Marianas Variety

Last updateWed, 20 Dec 2017 12am







    Monday, December 18, 2017-7:43:29A.M.






Font Size


KHS student presents research work at Guam conference

KAGMAN High School student Alyssa Cepeda presented her research findings at the first annual Marianas Terrestrial Conservation Conference held at Guam Community College on Nov. 17-18.

Cepeda has looked into the role of purple hermit crabs — Coenobita brevimanus — as forest frugivores as part of her participation in the Short-Term Experience for Underrepresented Persons or STEP-UP program.

Click to enlarge
Kagman High School student Alyssa Cepeda presented her research work at the first annual Marianas Terrestrial Conservation Conference at Guam Community College.  Contributed photo

Cepeda was the only high school student among the 17 presenters at the Guam event, according to STEP-UP local coordinator Anette Pladevega.

The conference featured research work on bird conservation, non-avian animal conservation, plant conservation, community and watershed ecology, invasive animal threats, invasive plant and fungal threats, and soil and water conservation on Guam and the CNMI.

The organizing committee included Haldre Rogers and Ann Marie Gawel, Iowa State University & the Ecology of Bird Loss Project; Joni Kerr, Guam Community College; Lainie Berry, CNMI Department of Lands & Natural Resources; Jen Horeg, Andersen Air Force Base, Guam; Tammy Mildenstein, Cornell College; Jill Liske-Clark, CNMI Division of Fish and Wildlife; and Diane Vice, Guam Department of Aquatic and Wildlife Resources.
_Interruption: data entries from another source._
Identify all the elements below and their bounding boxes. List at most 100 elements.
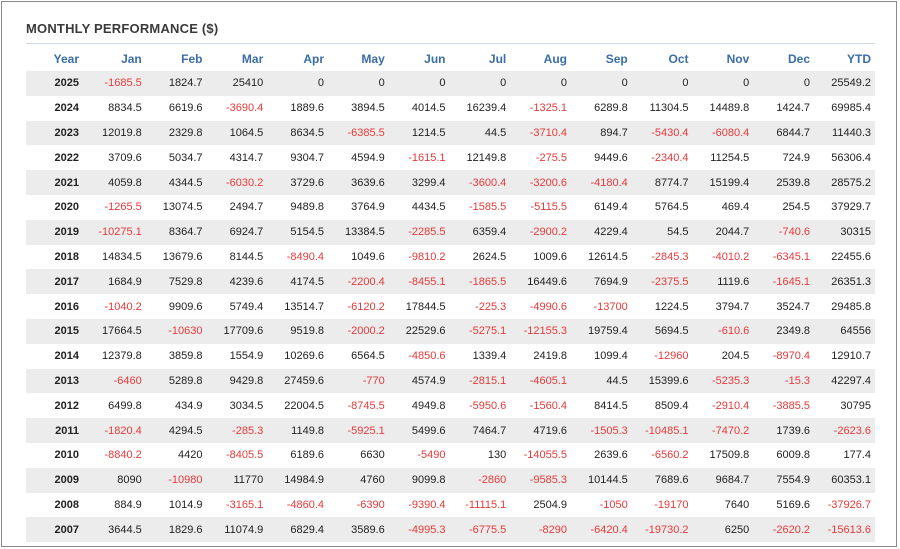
ytd-cell: -2623.6 — [814, 418, 875, 443]
ytd-cell: 11440.3 — [814, 120, 875, 146]
month-value-cell: 6564.5 — [328, 343, 389, 369]
month-value-cell: -9585.3 — [510, 467, 571, 493]
month-value-cell: 22529.6 — [388, 318, 450, 344]
month-value-cell: 130 — [449, 442, 511, 468]
table-row: 2024 8834.5 6619.6 -3690.4 1889.6 3894.5 4014.… — [26, 95, 875, 121]
month-value-cell: 4314.7 — [206, 145, 268, 171]
month-value-cell: 1099.4 — [571, 343, 632, 369]
month-value-cell: 3709.6 — [85, 145, 146, 171]
month-value-cell: -12155.3 — [510, 318, 571, 344]
month-value-cell: -1265.5 — [85, 194, 146, 220]
month-value-cell: 13514.7 — [267, 294, 328, 319]
month-value-cell: 3859.8 — [145, 343, 207, 369]
month-value-cell: 2044.7 — [692, 219, 754, 245]
month-value-cell: -8745.5 — [328, 393, 389, 419]
month-value-cell: -10980 — [145, 467, 207, 493]
month-value-cell: -5275.1 — [449, 318, 511, 344]
month-value-cell: 1049.6 — [328, 244, 389, 270]
column-header-ytd: YTD — [847, 52, 871, 66]
month-value-cell: -9390.4 — [388, 492, 450, 518]
month-value-cell: 8509.4 — [631, 393, 693, 419]
column-header-jan: Jan — [121, 52, 142, 66]
month-value-cell: 0 — [510, 71, 571, 96]
month-value-cell: 6499.8 — [85, 393, 146, 419]
month-value-cell: -2900.2 — [510, 219, 571, 245]
month-value-cell: 1214.5 — [388, 120, 450, 146]
ytd-cell: 42297.4 — [814, 368, 875, 394]
month-value-cell: 19759.4 — [571, 318, 632, 344]
month-value-cell: 3299.4 — [388, 170, 450, 195]
month-value-cell: -8455.1 — [388, 269, 450, 295]
month-value-cell: 9304.7 — [267, 145, 328, 171]
month-value-cell: -1560.4 — [510, 393, 571, 419]
month-value-cell: -6775.5 — [449, 517, 511, 543]
month-value-cell: 7694.9 — [571, 269, 632, 295]
month-value-cell: 5764.5 — [631, 194, 693, 220]
month-value-cell: 2639.6 — [571, 442, 632, 468]
month-value-cell: 6844.7 — [753, 120, 814, 146]
month-value-cell: -285.3 — [206, 418, 268, 443]
month-value-cell: -6420.4 — [571, 517, 632, 543]
table-row: 2009 8090 -10980 11770 14984.9 4760 9099.8 -286… — [26, 467, 875, 493]
month-value-cell: 1424.7 — [753, 95, 814, 121]
month-value-cell: 14984.9 — [267, 467, 328, 493]
month-value-cell: 7554.9 — [753, 467, 814, 493]
month-value-cell: 17709.6 — [206, 318, 268, 344]
month-value-cell: 5499.6 — [388, 418, 450, 443]
month-value-cell: 4760 — [328, 467, 389, 493]
month-value-cell: -6345.1 — [753, 244, 814, 270]
month-value-cell: 1064.5 — [206, 120, 268, 146]
month-value-cell: -2340.4 — [631, 145, 693, 171]
month-value-cell: 9099.8 — [388, 467, 450, 493]
table-row: 2019 -10275.1 8364.7 6924.7 5154.5 13384.5 -22… — [26, 219, 875, 245]
column-header-apr: Apr — [303, 52, 324, 66]
month-value-cell: -6560.2 — [631, 442, 693, 468]
month-value-cell: 15199.4 — [692, 170, 754, 195]
month-value-cell: 0 — [388, 71, 450, 96]
table-row: 2015 17664.5 -10630 17709.6 9519.8 -2000.2 225… — [26, 318, 875, 344]
month-value-cell: 4420 — [145, 442, 207, 468]
month-value-cell: 5169.6 — [753, 492, 814, 518]
month-value-cell: -6385.5 — [328, 120, 389, 146]
month-value-cell: -225.3 — [449, 294, 511, 319]
month-value-cell: -6030.2 — [206, 170, 268, 195]
month-value-cell: 6829.4 — [267, 517, 328, 543]
month-value-cell: 724.9 — [753, 145, 814, 171]
month-value-cell: -5115.5 — [510, 194, 571, 220]
month-value-cell: 15399.6 — [631, 368, 693, 394]
ytd-cell: 25549.2 — [814, 71, 875, 96]
month-value-cell: -5430.4 — [631, 120, 693, 146]
month-value-cell: 44.5 — [571, 368, 632, 394]
table-row: 2016 -1040.2 9909.6 5749.4 13514.7 -6120.2 178… — [26, 294, 875, 319]
month-value-cell: -1645.1 — [753, 269, 814, 295]
month-value-cell: 17664.5 — [85, 318, 146, 344]
month-value-cell: 12019.8 — [85, 120, 146, 146]
month-value-cell: -3710.4 — [510, 120, 571, 146]
table-row: 2007 3644.5 1829.6 11074.9 6829.4 3589.6 -4995… — [26, 517, 875, 543]
month-value-cell: 1824.7 — [145, 71, 207, 96]
ytd-cell: 29485.8 — [814, 294, 875, 319]
month-value-cell: 204.5 — [692, 343, 754, 369]
year-cell: 2014 — [26, 343, 85, 369]
month-value-cell: 54.5 — [631, 219, 693, 245]
ytd-cell: -37926.7 — [814, 492, 875, 518]
month-value-cell: 11770 — [206, 467, 268, 493]
month-value-cell: -6390 — [328, 492, 389, 518]
month-value-cell: -3690.4 — [206, 95, 268, 121]
year-cell: 2023 — [26, 120, 85, 146]
month-value-cell: -6460 — [85, 368, 146, 394]
month-value-cell: 1149.8 — [267, 418, 328, 443]
month-value-cell: 10269.6 — [267, 343, 328, 369]
month-value-cell: 12149.8 — [449, 145, 511, 171]
month-value-cell: 894.7 — [571, 120, 632, 146]
month-value-cell: 3794.7 — [692, 294, 754, 319]
month-value-cell: 1889.6 — [267, 95, 328, 121]
ytd-cell: 12910.7 — [814, 343, 875, 369]
month-value-cell: 17509.8 — [692, 442, 754, 468]
month-value-cell: 8144.5 — [206, 244, 268, 270]
month-value-cell: 0 — [571, 71, 632, 96]
month-value-cell: 1119.6 — [692, 269, 754, 295]
month-value-cell: -4605.1 — [510, 368, 571, 394]
month-value-cell: 13384.5 — [328, 219, 389, 245]
month-value-cell: 10144.5 — [571, 467, 632, 493]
With funding from the STEP-UP Program and in partnership with the Public School System, Cepeda conducted her research under the mentorship of Dr. Haldre Rogers as part of the Ecology of Bird Loss Program.

Asked about her experience at the Marianas Terrestrial Conference, Cepeda said it was a great opportunity to hear from scientists and biologists in the CNMI and Guam.

“As a student from Kagman High School, I felt honored to share my own presentation. I am thankful for all that [the scientists] do for our islands, and I hope one day I can do the same,” she added.